Mathematica, Washington, D.C. (Brown, Stewart, Miller, Dehus, Rose, Wishon); Verana Health, San Francisco (DeWitt, Chapman); RAND Corporation, Pittsburgh (Breslau); Office of the Assistant Secretary for Planning and Evaluation, U.S. Department of Health and Human Services, Washington, D.C. (Dey, Jacobus-Kantor).
Psychiatr Serv. 2023 Sep 1;74(9):911-920. doi: 10.1176/appi.ps.20220410. Epub 2023 Mar 14.
The Certified Community Behavioral Health Clinic (CCBHC) demonstration is designed to increase access to comprehensive ambulatory care and crisis services, which may reduce emergency department (ED) visits and hospitalizations. This study examined whether the demonstration had an impact on ED visits and hospitalizations in Missouri, Oklahoma, and Pennsylvania.
This difference-in-differences analysis used Medicaid claims data from 2015 to 2019 to examine service use during a 12-month baseline period and the first 24 months of the demonstration for beneficiaries who received care from CCBHCs and beneficiaries who received care from other behavioral health clinics in the same state, representing care as usual. Propensity score methods were used to develop treatment and comparison groups with similar characteristics.
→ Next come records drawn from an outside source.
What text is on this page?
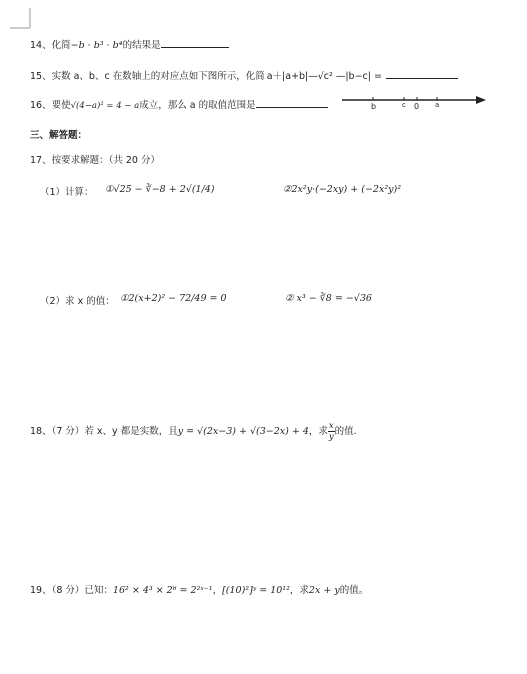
14、化简−b · b³ · b⁴的结果是
15、实数 a、b、c 在数轴上的对应点如下图所示，化简 a＋|a+b|—√c² —|b−c| =
16、要使√(4−a)² = 4 − a成立，那么 a 的取值范围是	b	c 0 a
三、解答题：
17、按要求解题：（共 20 分）
（1）计算： ①√25 − ∛−8 + 2√(1/4)	②2x²y·(−2xy) + (−2x²y)²
（2）求 x 的值： ①2(x+2)² − 72/49 = 0	② x³ − ∛8 = −√36
18、（7 分）若 x、y 都是实数，且y = √(2x−3) + √(3−2x) + 4，求 $\frac{x}{y}$ 的值.
19、（8 分）已知：16² × 4³ × 2⁶ = 2²ˣ⁻¹，[(10)²]ʸ = 10¹²，求2x + y的值。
In Pennsylvania and Oklahoma, beneficiaries who received care from CCBHCs had a statistically significant reduction in the average number of behavioral health ED visits, relative to the comparison group (13% and 11% reductions, respectively); no impact on ED visits in Missouri was observed. The demonstration was associated with a statistically significant reduction in all-cause hospitalizations in Oklahoma, when the analysis used a 2-year rather than a 1-year baseline period, and also in Pennsylvania, when hospitalizations were truncated at the 98th percentile to exclude beneficiaries with outlier hospitalization rates.
The CCBHC demonstration reduced behavioral health ED visits in two states, and the study also revealed some evidence of reductions in hospitalizations.
认证社区行为健康诊所(CCBHC)示范旨在增加综合门诊护理和危机服务的可及性,这可能会减少急诊部(ED)就诊次数和住院治疗。本研究检验了该示范在密苏里州、俄克拉荷马州和宾夕法尼亚州对 ED 就诊次数和住院治疗是否产生了影响。
本差异分析使用了 2015 年至 2019 年的医疗补助索赔数据,以检验在 12 个月基线期和示范的前 24 个月期间,接受 CCBHC 治疗的受益人和在同一州接受其他行为健康诊所治疗的受益人的服务使用情况,代表常规护理。采用倾向评分法为具有相似特征的治疗组和对照组制定了方案。
在宾夕法尼亚州和俄克拉荷马州,与对照组相比,接受 CCBHC 治疗的受益人的行为健康急诊就诊次数平均减少了统计学显著的幅度(分别减少了 13%和 11%);在密苏里州,未观察到 ED 就诊次数的影响。当分析使用 2 年而不是 1 年的基线期时,该示范与俄克拉荷马州的全因住院治疗的统计学显著减少相关,并且在宾夕法尼亚州,当将住院治疗截断在第 98 百分位以排除住院率异常的受益人的情况下,也与统计学显著减少相关。
CCBHC 示范减少了两个州的行为健康 ED 就诊次数,并且研究还显示了一些住院治疗减少的证据。